The entire 6th grade has spent the last month working on a 6th-grade wide Arctic Cultural Fair. In 6th grade, students discover elements of culture through studying 8 cultural universals. These are: Communication, Arts & Aesthetics, Recreation, Family Structure, Political Organization, Attitudes Towards the Unknown (+ Rituals), Economics, and Food/Clothing/Shelter. Every student in the 6th-grade (180+ students) will be dressed to represent their culture, in addition to a variety of presentations and visual models of the cultural universals. These will include dancing, games, foods for sampling, murals, informational posters, student-generated and original artifacts, and much more. In addition, students in Michael Becker's Family and Consumer Science class will be smoking meat in the native plant arboretum. Furthermore, students researched their culture in regards to environment. For example, most of these cultures find significance in the northern lights; meat such as salmon, caribou, and walrus are used extensively in foods/clothing/shelter; and the festival of Christmas, with Santa Claus arriving on a sleigh and entering the home through chimneys' (because doors are buried under snow), comes from the Lapland Saami of Scandinavia.

6th grade developed this unit in regards to newly adopted ODE Content Standards for teaching Inuit. Integrating science to investigate how cultures develop due to their environment led to expanding this unit to include ALL regions in the Arctic Circle. Comparing pre-1900 life-ways (prior to arrival of traders) to modern-day life-ways, further led to investigating environmental, social, economic, political, etc. changes that have taken place in the last century.

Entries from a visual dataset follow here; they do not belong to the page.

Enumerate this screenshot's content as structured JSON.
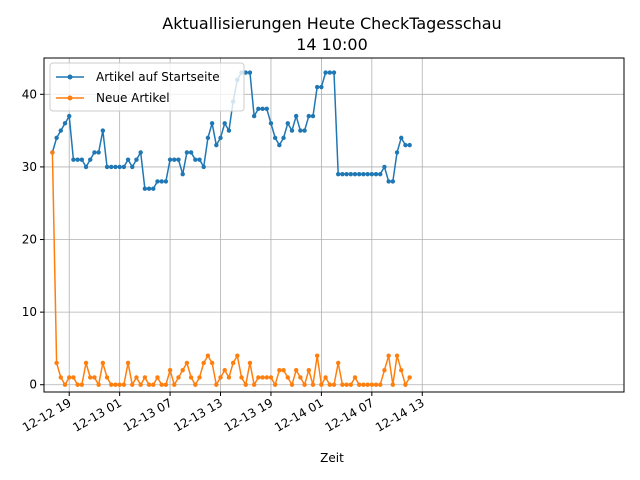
{
  "chart_data": {
    "type": "line",
    "title": "Aktuallisierungen Heute CheckTagesschau",
    "subtitle": "14 10:00",
    "xlabel": "Zeit",
    "ylabel": "",
    "x_unit": "hours",
    "x_start": "12-12 17",
    "x_step_hours": 0.5,
    "xlim_hours": [
      -1,
      68
    ],
    "ylim": [
      -1,
      45
    ],
    "grid": true,
    "legend_position": "top-left",
    "x_ticks": [
      {
        "hours": 2,
        "label": "12-12 19"
      },
      {
        "hours": 8,
        "label": "12-13 01"
      },
      {
        "hours": 14,
        "label": "12-13 07"
      },
      {
        "hours": 20,
        "label": "12-13 13"
      },
      {
        "hours": 26,
        "label": "12-13 19"
      },
      {
        "hours": 32,
        "label": "12-14 01"
      },
      {
        "hours": 38,
        "label": "12-14 07"
      },
      {
        "hours": 44,
        "label": "12-14 13"
      }
    ],
    "y_ticks": [
      0,
      10,
      20,
      30,
      40
    ],
    "series": [
      {
        "name": "Artikel auf Startseite",
        "color": "#1f77b4",
        "values": [
          32,
          34,
          35,
          36,
          37,
          31,
          31,
          31,
          30,
          31,
          32,
          32,
          35,
          30,
          30,
          30,
          30,
          30,
          31,
          30,
          31,
          32,
          27,
          27,
          27,
          28,
          28,
          28,
          31,
          31,
          31,
          29,
          32,
          32,
          31,
          31,
          30,
          34,
          36,
          33,
          34,
          36,
          35,
          39,
          42,
          43,
          43,
          43,
          37,
          38,
          38,
          38,
          36,
          34,
          33,
          34,
          36,
          35,
          37,
          35,
          35,
          37,
          37,
          41,
          41,
          43,
          43,
          43,
          29,
          29,
          29,
          29,
          29,
          29,
          29,
          29,
          29,
          29,
          29,
          30,
          28,
          28,
          32,
          34,
          33,
          33
        ]
      },
      {
        "name": "Neue Artikel",
        "color": "#ff7f0e",
        "values": [
          32,
          3,
          1,
          0,
          1,
          1,
          0,
          0,
          3,
          1,
          1,
          0,
          3,
          1,
          0,
          0,
          0,
          0,
          3,
          0,
          1,
          0,
          1,
          0,
          0,
          1,
          0,
          0,
          2,
          0,
          1,
          2,
          3,
          1,
          0,
          1,
          3,
          4,
          3,
          0,
          1,
          2,
          1,
          3,
          4,
          1,
          0,
          3,
          0,
          1,
          1,
          1,
          1,
          0,
          2,
          2,
          1,
          0,
          2,
          1,
          0,
          2,
          0,
          4,
          0,
          1,
          0,
          0,
          3,
          0,
          0,
          0,
          1,
          0,
          0,
          0,
          0,
          0,
          0,
          2,
          4,
          0,
          4,
          2,
          0,
          1
        ]
      }
    ]
  }
}
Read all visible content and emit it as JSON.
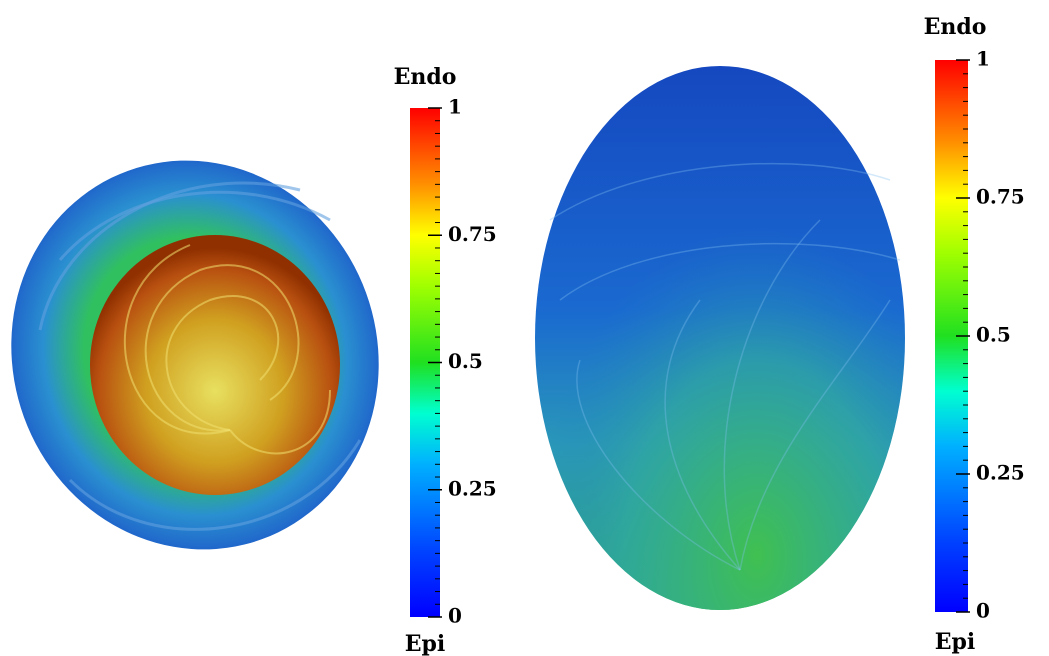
{
  "panels": [
    {
      "colorbar": {
        "top_label": "Endo",
        "bottom_label": "Epi",
        "ticks": [
          0,
          0.25,
          0.5,
          0.75,
          1
        ]
      }
    },
    {
      "colorbar": {
        "top_label": "Endo",
        "bottom_label": "Epi",
        "ticks": [
          0,
          0.25,
          0.5,
          0.75,
          1
        ]
      }
    }
  ]
}
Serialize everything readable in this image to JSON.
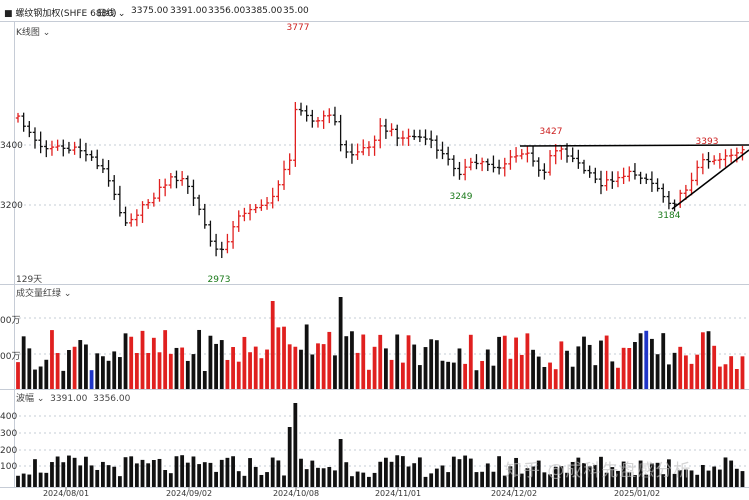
{
  "header": {
    "name": "螺纹钢加权(SHFE 6880)",
    "period": "日线",
    "open": "3375.00",
    "high": "3391.00",
    "low": "3356.00",
    "close": "3385.00",
    "change": "35.00",
    "panel_label": "K线图",
    "bar_count": "129天"
  },
  "volume_panel": {
    "label": "成交量红绿"
  },
  "wave_panel": {
    "label": "波幅",
    "v1": "3391.00",
    "v2": "3356.00"
  },
  "watermark": "知乎 @成科先盘感分析",
  "colors": {
    "up": "#e0201f",
    "down": "#111111",
    "special": "#1f35c8",
    "grid": "#c6ccd6"
  },
  "chart_data": {
    "type": "ohlc",
    "price_ticks": [
      "3400",
      "3200"
    ],
    "volume_ticks": [
      "00万",
      "00万"
    ],
    "wave_ticks": [
      "400",
      "300",
      "200",
      "100"
    ],
    "x_ticks": [
      "2024/08/01",
      "2024/09/02",
      "2024/10/08",
      "2024/11/01",
      "2024/12/02",
      "2025/01/02"
    ],
    "annotations": [
      {
        "text": "3777",
        "color": "red"
      },
      {
        "text": "2973",
        "color": "green"
      },
      {
        "text": "3249",
        "color": "green"
      },
      {
        "text": "3427",
        "color": "red"
      },
      {
        "text": "3184",
        "color": "green"
      },
      {
        "text": "3393",
        "color": "red"
      }
    ]
  }
}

Further Arctic Council information can be found at: http://www.arctic-council.org/index.php/en/about/maps

The MPR will be sectioned into 6 geographic regions (regarding the cultural groups), within the MPR. These 6 Permanent Arctic Council Participants are divided among the 6th grade teachers to research and prepare a 'living-museum' for public viewing, this Friday, February 1st - from 1-2pm.

Six Arctic Council Members
Inuit - Mrs. Norton
Athabaskan - Ms. Wilson
Gwich'in - Mr. Turner
Aleut - Mrs. Kuykendall
RAIPON (Russian Association of Indigenous People of the North) - Mr. Smith
Saami - Ms. Segal

The NRC on Canada presenters, Nadine Fabbi (UW), Tina Storer (WWU), Betsy Arntzen (U Maine) and Amy Sotherden (SUNY Plattsburgh) were delighted by this impressive outcome of their outreach. It is wonderful to see the impact of Ms. Segalís newfound knowledge on her students as well as the entire 6th grade class at Hood River Middle School.

Congratulations to Sarah Segal, her fellow 6th grade teachers, and the entire class of students at Hood River Middle School for a job well done! You have not only met but exceeded new content standards and your successful approach will undoubtedly inspire others in the state and across the country to use your unit as a best practice model.